At the peak of the pandemic lockdown, Utah's domestic violence cases peaked. But now, as COVID cases are dropping, domestic violence continues to climb, as do gun sales.
Experts say it's proven to be a dangerous combination.
These increases have a number of implications, but a dangerous one is that researchers say there is a direct correlation between more guns and more domestic violence fatalities.
FBI data shows that in 2018, approximately 300,000 Utahns applied for a new gun background check. By 2020, it was more than 1.2 million.
"Already in 2021, we are looking at about 422,000, and the year isn't even half over yet," said Sonia Solari, a professor at the University of Utah who's been researching the number of Utahns applying for gun background checks. "If you compare it to the other intermountain states, which you would also expect to see great rises, they don't have it the same way we do."
The increase could be for a number of reasons, including population increases and the hoarding tendencies we saw during the pandemic, Solari said.
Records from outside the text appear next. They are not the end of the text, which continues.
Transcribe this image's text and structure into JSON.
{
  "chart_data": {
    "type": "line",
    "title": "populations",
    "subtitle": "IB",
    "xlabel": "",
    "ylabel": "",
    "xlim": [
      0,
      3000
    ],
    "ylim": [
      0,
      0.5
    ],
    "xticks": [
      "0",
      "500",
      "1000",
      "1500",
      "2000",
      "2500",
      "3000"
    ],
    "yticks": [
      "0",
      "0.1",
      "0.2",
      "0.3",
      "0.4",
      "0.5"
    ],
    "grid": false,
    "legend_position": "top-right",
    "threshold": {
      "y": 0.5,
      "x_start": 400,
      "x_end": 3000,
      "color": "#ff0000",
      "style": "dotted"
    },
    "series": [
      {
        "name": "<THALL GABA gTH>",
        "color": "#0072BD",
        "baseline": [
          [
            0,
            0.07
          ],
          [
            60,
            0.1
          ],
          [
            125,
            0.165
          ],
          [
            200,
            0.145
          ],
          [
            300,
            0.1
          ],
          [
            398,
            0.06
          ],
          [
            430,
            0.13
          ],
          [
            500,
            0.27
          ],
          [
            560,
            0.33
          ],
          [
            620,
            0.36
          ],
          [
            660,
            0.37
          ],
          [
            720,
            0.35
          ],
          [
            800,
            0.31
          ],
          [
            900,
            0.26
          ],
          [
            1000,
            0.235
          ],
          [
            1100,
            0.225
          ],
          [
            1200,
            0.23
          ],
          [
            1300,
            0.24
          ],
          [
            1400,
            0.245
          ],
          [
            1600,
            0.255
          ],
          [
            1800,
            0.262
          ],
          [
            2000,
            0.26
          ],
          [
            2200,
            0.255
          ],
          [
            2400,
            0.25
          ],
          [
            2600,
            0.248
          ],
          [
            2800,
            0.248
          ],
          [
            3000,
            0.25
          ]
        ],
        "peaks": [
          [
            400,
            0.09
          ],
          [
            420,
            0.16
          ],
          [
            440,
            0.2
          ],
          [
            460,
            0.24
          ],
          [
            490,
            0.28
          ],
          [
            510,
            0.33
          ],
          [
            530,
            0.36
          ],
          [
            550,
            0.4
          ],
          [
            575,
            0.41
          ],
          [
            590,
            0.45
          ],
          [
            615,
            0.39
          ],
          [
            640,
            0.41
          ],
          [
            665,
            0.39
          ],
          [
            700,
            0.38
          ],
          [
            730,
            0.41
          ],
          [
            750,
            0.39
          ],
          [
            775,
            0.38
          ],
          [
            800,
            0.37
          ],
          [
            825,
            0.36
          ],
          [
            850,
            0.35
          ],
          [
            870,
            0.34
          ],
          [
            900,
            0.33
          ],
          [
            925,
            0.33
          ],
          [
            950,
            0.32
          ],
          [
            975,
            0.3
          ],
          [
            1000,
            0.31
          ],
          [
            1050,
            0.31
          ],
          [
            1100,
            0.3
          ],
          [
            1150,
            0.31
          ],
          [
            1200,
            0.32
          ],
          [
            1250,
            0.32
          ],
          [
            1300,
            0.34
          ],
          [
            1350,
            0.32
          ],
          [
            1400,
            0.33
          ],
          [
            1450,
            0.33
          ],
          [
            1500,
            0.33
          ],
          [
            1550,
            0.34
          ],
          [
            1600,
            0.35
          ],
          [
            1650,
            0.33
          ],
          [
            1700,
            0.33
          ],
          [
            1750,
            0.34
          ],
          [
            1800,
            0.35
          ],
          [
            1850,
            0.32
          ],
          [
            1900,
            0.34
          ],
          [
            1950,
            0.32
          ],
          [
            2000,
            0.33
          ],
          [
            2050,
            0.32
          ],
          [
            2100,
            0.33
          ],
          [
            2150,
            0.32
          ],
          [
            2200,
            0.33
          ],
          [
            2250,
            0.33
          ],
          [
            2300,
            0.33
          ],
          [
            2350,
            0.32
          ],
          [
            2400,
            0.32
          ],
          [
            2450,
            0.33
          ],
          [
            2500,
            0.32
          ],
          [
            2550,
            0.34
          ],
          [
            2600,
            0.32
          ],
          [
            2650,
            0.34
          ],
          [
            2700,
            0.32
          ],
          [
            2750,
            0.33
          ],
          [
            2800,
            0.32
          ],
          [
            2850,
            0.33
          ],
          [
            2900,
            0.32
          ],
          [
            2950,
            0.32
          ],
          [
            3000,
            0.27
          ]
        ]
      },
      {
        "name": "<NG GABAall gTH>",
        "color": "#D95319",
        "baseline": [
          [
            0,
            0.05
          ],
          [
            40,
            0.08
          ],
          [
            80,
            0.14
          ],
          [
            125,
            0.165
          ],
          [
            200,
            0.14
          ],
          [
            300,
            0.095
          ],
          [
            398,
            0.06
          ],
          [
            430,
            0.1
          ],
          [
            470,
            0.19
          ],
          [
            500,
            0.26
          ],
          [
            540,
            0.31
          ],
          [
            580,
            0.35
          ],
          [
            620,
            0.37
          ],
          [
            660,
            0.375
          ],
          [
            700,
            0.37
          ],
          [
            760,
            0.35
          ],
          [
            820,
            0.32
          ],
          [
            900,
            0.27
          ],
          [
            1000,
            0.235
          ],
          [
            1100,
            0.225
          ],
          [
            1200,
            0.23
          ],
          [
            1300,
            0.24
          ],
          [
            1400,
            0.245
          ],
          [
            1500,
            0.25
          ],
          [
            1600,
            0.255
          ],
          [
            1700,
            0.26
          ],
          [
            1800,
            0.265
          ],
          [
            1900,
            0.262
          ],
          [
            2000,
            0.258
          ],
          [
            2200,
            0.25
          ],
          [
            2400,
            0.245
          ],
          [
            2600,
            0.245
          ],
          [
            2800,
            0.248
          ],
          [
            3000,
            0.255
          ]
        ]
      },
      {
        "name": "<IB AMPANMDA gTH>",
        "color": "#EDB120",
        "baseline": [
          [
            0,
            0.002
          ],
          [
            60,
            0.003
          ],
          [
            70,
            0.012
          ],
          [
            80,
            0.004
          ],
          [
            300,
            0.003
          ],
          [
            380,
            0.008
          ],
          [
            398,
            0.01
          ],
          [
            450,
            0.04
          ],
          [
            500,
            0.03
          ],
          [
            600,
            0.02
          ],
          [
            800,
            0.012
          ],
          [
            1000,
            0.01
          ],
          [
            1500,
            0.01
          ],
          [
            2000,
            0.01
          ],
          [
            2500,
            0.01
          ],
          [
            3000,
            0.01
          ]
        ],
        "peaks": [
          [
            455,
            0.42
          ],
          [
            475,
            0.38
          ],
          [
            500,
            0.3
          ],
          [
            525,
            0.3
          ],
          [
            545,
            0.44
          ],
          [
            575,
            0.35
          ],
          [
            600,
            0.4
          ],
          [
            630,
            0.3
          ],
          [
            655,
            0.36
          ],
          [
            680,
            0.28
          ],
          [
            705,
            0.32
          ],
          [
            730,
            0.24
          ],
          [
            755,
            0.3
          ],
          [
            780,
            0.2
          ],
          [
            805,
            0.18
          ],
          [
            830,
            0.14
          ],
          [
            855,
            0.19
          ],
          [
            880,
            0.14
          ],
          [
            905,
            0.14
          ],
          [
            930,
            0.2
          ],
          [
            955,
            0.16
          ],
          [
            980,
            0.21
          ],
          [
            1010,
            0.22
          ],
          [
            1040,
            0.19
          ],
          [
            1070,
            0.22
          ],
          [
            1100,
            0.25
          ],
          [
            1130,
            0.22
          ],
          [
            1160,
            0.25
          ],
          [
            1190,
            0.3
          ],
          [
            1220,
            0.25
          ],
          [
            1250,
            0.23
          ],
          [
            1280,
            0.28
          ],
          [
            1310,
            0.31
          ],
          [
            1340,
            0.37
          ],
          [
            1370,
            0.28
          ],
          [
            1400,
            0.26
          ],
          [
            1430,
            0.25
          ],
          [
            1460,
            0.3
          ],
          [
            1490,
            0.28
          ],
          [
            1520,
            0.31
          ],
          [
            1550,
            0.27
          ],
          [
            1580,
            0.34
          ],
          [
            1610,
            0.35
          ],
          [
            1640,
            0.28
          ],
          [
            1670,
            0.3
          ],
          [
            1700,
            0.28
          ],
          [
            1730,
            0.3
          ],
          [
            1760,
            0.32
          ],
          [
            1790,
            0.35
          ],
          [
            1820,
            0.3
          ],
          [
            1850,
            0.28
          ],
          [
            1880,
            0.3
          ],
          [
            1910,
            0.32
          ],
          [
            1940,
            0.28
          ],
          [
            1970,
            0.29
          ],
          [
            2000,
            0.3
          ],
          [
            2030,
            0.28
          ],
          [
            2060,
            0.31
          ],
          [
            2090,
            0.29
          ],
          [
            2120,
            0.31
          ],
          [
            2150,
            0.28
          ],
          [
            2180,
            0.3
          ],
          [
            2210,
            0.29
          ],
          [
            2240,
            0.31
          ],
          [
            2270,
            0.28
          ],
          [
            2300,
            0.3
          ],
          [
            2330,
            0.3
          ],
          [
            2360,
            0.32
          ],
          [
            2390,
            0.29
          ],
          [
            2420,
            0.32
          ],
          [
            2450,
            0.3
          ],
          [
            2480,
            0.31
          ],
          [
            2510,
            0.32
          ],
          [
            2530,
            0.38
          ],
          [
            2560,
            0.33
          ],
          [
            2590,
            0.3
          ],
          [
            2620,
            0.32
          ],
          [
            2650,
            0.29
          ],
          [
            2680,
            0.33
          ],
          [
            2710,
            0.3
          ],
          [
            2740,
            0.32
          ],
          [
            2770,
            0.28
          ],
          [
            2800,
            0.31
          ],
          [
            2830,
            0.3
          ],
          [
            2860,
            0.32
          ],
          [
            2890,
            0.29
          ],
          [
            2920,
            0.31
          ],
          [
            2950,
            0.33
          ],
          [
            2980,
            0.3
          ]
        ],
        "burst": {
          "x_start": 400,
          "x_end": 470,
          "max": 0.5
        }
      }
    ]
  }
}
But more guns means more fatalities — in suicides, homicides, and domestic violence, research shows.
"With the access to lethal means, we see an increase in fatalities in relationships where abuse and violence already existed," said Jana Fulmer a licensed clinical mental health counselor with the Utah Domestic Violence Coalition.
Fulmer said the coalition has seen increased calls to the domestic violence hotline, as well as more domestic violence-related deaths.
The threat of a gun can make it harder for people to get out of abusive situations, Solari said.
There's a certain level of fatality risk with a firearm that is different from other types of weapons," she said.
Both women want people to know there are so many resources available for people who need help, advice or a safety plan. You can reach out to the domestic violence coalition 24/7 for confidential help by texting or calling 801-897-LINK.